E lá vamos nós de novo

por Lucas Baqueiro (26/10/2018)

O caldo requentado das experiências com Jânio Quadros e Fernando Collor, dois outros salvadores da pátria, poderá entornar.

Estamos a poucas horas do segundo turno da eleição presidencial. Na noite do domingo, metade dos brasileiros estarão comemorando com alegria e fervor a eleição do seu presidente – que muito provavelmente será Jair Bolsonaro -, enquanto outra metade lamentará com amargor. Com os ânimos acirrados como estão, falta lucidez para uma necessária conversa sobre o nosso futuro. Conversa, aliás, que bem deveria ocorrer antes de depositarmos nas urnas as nossas frustrações e esperanças.

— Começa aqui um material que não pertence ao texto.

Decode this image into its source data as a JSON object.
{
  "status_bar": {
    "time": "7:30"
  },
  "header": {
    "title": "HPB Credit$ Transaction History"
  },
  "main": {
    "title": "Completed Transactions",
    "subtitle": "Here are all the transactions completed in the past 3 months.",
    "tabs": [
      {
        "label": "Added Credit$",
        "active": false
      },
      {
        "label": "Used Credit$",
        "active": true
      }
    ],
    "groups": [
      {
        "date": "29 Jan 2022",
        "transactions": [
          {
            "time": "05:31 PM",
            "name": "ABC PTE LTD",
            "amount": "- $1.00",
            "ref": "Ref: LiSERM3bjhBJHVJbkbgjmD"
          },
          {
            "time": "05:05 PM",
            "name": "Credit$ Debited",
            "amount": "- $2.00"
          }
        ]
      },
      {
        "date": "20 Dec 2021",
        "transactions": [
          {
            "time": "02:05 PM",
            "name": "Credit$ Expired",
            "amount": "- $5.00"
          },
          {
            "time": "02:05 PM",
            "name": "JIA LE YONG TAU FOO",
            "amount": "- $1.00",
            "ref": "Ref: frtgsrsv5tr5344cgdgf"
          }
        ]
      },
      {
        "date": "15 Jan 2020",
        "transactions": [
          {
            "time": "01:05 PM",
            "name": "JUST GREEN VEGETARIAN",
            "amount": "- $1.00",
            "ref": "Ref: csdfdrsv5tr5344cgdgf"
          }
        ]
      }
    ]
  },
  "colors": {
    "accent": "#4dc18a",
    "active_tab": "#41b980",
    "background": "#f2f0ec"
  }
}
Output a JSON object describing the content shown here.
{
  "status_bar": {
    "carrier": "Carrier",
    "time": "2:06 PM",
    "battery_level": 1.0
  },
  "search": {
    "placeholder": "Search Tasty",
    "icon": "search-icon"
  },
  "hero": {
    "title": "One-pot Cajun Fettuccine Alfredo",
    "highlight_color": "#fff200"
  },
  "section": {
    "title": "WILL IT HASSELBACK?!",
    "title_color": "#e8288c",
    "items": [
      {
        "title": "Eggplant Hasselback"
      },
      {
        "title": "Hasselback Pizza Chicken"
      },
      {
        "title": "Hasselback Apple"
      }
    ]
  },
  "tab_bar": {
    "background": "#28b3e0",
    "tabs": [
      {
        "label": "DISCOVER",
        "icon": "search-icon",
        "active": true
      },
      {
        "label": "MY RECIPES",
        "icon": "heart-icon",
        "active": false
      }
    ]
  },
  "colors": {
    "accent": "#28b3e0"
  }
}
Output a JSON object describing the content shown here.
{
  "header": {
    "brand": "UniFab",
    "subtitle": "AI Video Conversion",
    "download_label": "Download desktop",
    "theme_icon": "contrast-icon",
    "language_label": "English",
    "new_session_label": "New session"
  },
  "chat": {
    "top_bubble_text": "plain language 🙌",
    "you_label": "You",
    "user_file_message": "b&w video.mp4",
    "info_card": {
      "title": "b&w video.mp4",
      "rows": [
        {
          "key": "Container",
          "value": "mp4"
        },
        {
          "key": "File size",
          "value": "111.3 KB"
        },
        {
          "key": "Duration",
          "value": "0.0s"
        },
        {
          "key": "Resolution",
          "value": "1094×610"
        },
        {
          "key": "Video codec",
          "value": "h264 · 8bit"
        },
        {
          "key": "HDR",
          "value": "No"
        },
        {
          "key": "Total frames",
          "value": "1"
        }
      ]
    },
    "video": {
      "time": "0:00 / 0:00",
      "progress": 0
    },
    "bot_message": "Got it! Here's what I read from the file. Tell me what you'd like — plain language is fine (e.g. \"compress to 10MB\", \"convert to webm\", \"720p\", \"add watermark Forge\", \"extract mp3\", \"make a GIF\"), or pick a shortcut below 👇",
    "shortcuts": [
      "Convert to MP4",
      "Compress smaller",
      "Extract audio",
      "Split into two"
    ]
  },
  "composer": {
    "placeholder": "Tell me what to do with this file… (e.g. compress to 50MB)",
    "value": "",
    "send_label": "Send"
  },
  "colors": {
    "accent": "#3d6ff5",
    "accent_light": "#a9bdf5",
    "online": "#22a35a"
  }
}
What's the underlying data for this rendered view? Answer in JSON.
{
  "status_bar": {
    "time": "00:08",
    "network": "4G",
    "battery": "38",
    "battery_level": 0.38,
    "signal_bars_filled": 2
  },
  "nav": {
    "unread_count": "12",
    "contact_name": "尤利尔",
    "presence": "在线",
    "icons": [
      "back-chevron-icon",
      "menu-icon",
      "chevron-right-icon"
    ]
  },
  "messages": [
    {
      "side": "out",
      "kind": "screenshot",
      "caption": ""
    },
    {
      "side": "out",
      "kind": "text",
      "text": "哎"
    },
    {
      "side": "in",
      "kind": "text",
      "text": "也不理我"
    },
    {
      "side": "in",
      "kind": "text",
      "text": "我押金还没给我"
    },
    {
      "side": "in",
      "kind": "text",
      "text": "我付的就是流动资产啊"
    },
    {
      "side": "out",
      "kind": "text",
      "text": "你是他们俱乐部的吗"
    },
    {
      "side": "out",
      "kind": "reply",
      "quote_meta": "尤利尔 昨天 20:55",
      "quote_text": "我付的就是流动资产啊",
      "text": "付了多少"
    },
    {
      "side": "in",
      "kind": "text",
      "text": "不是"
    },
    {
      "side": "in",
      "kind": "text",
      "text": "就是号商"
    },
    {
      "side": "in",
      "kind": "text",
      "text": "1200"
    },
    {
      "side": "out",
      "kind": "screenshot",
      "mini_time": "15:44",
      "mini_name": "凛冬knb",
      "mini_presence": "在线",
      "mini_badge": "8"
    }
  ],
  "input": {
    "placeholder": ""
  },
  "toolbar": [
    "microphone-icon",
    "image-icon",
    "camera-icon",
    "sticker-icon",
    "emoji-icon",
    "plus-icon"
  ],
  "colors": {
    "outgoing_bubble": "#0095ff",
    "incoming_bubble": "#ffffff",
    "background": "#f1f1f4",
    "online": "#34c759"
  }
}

Do Partido dos Trabalhadores, já bem conhecemos o largo rol de vícios e crimes que são useiros e vezeiros. Sabemos o que esperar de um eventual governo de Fernando Haddad. Disso, não escondem o petismo e sua corriola. O petismo tem representado progressivamente, desde o segundo governo Lula, gigantesco retrocesso na democracia brasileira, gerando ódio e divisão entre o povo desse país. Não por acaso é que explodimos sonoramente em 2013, nos protestos que diretamente desembocaram, depois de postos em animada suspensão, na loucura eleitoral que estamos vivenciando neste ano.

O eleitor que pressionará o número do PSL na urna, no próximo 28, geralmente passa longe da catilinária sobre o fascismo que hoje brada a esquerda. Os barulhentos, radicais e acéfalos que os acompanham, e acham que são opressores – quando sequer têm coordenação motora para limpar a própria bunda – são uma minoria entre  seus eleitores. Quem vota em Bolsonaro, geralmente, é gente de bem, legitimamente preocupada com o agigantamento da violência no país. São cidadãos que cansaram de ter os seus impostos roubados para alimentar e engordar uma corja xexelenta. É o cansado brasileiro que quer, e exige, verdadeiro golpe de timão na velha política. Não estão movidos pelo ódio, como pinta a campanha oposta, mas pelo amor à sua família, à sua estabilidade, tendo em mente a preservação mais básica da sua dignidade constante dos seus direitos na Carta Magna. É o cidadão de bem – sem aquele uso pejorativo e babaca que o necrogovernismo mais cretino quis dar ao termo.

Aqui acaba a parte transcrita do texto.